La Maréchale survint. Elle le prit, ouvrit la serre, l’y jeta, referma la porte (d’autres portes, en même temps, s’ouvraient et se refermaient), et, ayant fait passer Frédéric par la cuisine, elle l’introduisit dans son cabinet de toilette.

On voyait, tout de suite, que c’était l’endroit de la maison le plus hanté, et comme son vrai centre moral. Une perse à grands feuillages tapissait les murs, les fauteuils et un vaste divan élastique ; sur une table de marbre blanc s’espaçaient deux larges cuvettes en faïence bleue ; des planches de cristal formant étagère au-dessus étaient encombrées par des fioles, des brosses, des peignes, des bâtons de cosmétique, des boîtes à poudre ; le feu se mirait dans une haute psyché ; un drap pendait en dehors d’une baignoire, et des senteurs de pâte d’amandes et de benjoin s’exhalaient.

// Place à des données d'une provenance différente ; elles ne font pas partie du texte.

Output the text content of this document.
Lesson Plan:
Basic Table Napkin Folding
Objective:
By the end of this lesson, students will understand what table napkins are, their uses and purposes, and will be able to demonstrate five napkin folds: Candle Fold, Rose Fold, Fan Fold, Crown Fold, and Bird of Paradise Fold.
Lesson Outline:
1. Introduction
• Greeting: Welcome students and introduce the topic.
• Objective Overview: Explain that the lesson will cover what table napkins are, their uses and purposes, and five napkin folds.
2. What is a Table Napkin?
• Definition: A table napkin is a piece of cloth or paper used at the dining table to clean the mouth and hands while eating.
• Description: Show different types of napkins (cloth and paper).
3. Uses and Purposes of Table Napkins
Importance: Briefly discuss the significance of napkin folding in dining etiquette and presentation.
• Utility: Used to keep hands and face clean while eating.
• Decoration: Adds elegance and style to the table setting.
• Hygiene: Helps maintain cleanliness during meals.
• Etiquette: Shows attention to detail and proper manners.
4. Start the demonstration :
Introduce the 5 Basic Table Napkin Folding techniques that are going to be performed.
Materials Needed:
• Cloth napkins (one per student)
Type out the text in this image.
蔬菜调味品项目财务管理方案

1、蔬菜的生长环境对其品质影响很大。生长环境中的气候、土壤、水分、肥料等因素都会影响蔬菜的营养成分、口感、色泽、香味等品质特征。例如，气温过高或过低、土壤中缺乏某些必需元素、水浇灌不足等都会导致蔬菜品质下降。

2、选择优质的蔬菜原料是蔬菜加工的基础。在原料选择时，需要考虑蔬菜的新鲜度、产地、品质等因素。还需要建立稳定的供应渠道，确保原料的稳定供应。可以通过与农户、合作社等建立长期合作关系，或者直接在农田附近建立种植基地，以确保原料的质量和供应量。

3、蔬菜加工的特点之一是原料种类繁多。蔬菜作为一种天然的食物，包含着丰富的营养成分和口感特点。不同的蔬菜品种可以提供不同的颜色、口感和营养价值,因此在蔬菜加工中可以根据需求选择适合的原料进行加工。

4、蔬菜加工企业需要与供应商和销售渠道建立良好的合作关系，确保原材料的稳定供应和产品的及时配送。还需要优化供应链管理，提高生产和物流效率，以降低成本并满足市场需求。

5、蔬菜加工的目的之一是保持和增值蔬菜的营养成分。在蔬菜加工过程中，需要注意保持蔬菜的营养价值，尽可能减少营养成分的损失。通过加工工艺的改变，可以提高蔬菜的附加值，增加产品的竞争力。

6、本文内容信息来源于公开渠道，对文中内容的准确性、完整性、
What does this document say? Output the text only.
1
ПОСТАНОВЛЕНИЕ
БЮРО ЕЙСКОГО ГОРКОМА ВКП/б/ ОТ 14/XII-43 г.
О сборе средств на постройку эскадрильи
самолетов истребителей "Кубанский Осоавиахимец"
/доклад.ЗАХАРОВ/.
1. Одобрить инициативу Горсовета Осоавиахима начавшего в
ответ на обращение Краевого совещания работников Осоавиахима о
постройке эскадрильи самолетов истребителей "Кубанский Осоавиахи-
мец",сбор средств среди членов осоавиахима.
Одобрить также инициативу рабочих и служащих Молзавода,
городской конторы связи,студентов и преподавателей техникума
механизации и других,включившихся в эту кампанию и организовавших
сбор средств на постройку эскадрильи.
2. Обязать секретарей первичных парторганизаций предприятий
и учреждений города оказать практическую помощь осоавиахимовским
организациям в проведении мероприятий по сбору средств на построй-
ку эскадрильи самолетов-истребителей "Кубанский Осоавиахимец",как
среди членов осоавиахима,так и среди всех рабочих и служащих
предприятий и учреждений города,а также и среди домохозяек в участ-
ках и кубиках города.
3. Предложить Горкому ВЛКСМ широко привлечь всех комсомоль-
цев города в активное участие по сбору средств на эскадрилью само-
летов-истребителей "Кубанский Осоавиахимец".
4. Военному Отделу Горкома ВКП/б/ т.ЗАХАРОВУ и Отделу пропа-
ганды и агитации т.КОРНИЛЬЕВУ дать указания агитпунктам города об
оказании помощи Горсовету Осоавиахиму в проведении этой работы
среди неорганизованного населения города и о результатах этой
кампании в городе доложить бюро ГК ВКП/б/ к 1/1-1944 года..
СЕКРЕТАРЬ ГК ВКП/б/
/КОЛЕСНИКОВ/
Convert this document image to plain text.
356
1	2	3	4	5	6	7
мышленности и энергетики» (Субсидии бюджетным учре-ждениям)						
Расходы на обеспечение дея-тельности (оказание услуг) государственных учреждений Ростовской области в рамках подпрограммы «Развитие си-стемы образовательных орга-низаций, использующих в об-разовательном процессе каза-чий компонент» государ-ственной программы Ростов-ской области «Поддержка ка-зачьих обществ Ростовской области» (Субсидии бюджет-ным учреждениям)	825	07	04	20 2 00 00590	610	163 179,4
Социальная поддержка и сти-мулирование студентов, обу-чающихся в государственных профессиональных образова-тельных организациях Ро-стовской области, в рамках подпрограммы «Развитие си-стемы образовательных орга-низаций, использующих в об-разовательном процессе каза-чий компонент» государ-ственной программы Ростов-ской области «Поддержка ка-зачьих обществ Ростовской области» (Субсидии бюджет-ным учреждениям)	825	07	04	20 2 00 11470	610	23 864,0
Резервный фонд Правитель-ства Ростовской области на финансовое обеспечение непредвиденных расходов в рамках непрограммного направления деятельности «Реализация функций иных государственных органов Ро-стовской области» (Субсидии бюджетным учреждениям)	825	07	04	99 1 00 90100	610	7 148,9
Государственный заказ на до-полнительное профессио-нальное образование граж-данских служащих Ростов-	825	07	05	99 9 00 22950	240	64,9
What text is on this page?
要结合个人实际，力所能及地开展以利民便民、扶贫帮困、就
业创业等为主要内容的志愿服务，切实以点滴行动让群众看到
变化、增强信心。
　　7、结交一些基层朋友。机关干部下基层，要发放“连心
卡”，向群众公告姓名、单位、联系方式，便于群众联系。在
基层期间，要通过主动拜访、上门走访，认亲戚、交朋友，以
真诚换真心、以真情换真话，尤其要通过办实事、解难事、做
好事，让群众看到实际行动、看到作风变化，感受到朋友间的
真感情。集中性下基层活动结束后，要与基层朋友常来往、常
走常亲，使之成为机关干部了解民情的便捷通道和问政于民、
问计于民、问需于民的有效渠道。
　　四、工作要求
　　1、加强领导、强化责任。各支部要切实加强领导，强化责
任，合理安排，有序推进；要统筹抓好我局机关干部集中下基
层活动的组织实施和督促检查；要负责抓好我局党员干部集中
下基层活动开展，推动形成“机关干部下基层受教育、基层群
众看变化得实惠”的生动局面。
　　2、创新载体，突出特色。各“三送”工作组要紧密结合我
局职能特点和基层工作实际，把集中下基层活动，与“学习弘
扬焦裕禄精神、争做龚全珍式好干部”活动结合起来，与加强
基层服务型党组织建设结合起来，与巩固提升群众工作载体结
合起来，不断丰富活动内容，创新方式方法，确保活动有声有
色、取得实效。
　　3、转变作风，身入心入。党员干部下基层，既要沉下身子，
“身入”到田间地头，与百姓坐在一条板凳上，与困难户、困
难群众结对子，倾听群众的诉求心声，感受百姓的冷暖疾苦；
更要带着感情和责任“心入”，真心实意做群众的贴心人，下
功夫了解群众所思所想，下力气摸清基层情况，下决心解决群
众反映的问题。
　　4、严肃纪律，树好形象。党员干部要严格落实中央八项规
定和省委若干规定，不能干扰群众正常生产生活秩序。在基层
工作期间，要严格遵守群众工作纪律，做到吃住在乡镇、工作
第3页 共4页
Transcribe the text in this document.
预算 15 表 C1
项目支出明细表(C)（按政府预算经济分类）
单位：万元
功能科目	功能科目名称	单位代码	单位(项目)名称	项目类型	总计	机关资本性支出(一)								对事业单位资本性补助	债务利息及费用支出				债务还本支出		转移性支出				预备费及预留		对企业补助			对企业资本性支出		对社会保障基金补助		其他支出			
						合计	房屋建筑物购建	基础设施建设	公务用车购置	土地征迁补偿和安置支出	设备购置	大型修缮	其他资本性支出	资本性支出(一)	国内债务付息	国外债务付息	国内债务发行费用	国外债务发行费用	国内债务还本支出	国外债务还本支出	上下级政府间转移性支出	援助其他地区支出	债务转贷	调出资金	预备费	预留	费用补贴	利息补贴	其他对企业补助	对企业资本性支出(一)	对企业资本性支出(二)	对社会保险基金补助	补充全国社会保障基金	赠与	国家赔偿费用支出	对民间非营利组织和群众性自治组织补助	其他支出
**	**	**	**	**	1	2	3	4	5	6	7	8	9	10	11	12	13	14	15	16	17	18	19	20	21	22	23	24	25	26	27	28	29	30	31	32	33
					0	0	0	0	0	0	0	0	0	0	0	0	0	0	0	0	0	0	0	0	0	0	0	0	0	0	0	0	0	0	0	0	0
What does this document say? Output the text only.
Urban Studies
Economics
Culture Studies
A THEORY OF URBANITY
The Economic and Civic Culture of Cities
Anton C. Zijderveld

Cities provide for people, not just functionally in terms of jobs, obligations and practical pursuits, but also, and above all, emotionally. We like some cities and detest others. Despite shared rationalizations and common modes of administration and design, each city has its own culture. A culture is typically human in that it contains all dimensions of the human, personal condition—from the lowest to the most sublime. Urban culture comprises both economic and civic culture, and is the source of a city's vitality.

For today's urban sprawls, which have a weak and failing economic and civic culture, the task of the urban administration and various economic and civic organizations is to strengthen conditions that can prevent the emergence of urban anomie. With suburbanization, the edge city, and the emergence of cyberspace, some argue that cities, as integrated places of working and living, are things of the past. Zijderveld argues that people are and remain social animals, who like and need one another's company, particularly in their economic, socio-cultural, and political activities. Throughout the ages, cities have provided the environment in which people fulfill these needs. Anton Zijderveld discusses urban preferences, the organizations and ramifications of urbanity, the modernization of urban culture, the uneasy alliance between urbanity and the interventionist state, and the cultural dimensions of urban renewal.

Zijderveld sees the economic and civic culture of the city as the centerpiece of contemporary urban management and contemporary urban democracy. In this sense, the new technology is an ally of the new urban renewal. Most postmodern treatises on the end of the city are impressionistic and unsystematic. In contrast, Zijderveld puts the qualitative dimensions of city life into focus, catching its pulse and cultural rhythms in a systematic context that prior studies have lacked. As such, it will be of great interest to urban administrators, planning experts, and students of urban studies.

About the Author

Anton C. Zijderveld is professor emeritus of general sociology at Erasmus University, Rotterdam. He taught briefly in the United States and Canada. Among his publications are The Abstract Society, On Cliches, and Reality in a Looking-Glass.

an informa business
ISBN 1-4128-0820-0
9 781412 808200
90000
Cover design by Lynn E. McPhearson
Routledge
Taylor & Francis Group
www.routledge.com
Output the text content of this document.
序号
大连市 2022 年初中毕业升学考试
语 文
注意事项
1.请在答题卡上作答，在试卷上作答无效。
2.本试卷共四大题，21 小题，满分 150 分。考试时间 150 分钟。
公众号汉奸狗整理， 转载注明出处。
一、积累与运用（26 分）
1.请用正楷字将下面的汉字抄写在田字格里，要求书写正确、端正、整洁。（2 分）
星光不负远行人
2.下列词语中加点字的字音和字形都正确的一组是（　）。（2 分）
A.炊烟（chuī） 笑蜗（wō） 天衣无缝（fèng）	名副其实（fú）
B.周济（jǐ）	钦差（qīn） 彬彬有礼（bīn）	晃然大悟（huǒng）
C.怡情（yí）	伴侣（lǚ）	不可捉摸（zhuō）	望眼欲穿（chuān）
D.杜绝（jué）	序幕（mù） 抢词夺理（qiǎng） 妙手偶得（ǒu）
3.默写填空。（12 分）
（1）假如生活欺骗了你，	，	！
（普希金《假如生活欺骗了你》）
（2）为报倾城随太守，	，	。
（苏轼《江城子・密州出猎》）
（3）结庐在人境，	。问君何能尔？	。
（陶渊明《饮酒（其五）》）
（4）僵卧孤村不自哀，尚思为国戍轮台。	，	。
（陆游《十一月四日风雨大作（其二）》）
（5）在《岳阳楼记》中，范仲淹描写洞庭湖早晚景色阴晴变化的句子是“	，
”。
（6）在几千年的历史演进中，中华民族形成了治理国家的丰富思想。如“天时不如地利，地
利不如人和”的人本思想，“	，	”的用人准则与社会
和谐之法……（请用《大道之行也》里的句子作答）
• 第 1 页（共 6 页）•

— Vous excuserez le désordre ! Ce soir, je dîne en ville.

Et, comme elle tournait sur ses talons, elle faillit écraser un des petits chiens. Frédéric les déclara charmants. Elle les souleva tous les deux, et haussant jusqu’à lui leur museau noir :

— Voyons, faites une risette, baisez le monsieur.

Un homme, habillé d’une sale redingote à collet de fourrure, entra brusquement.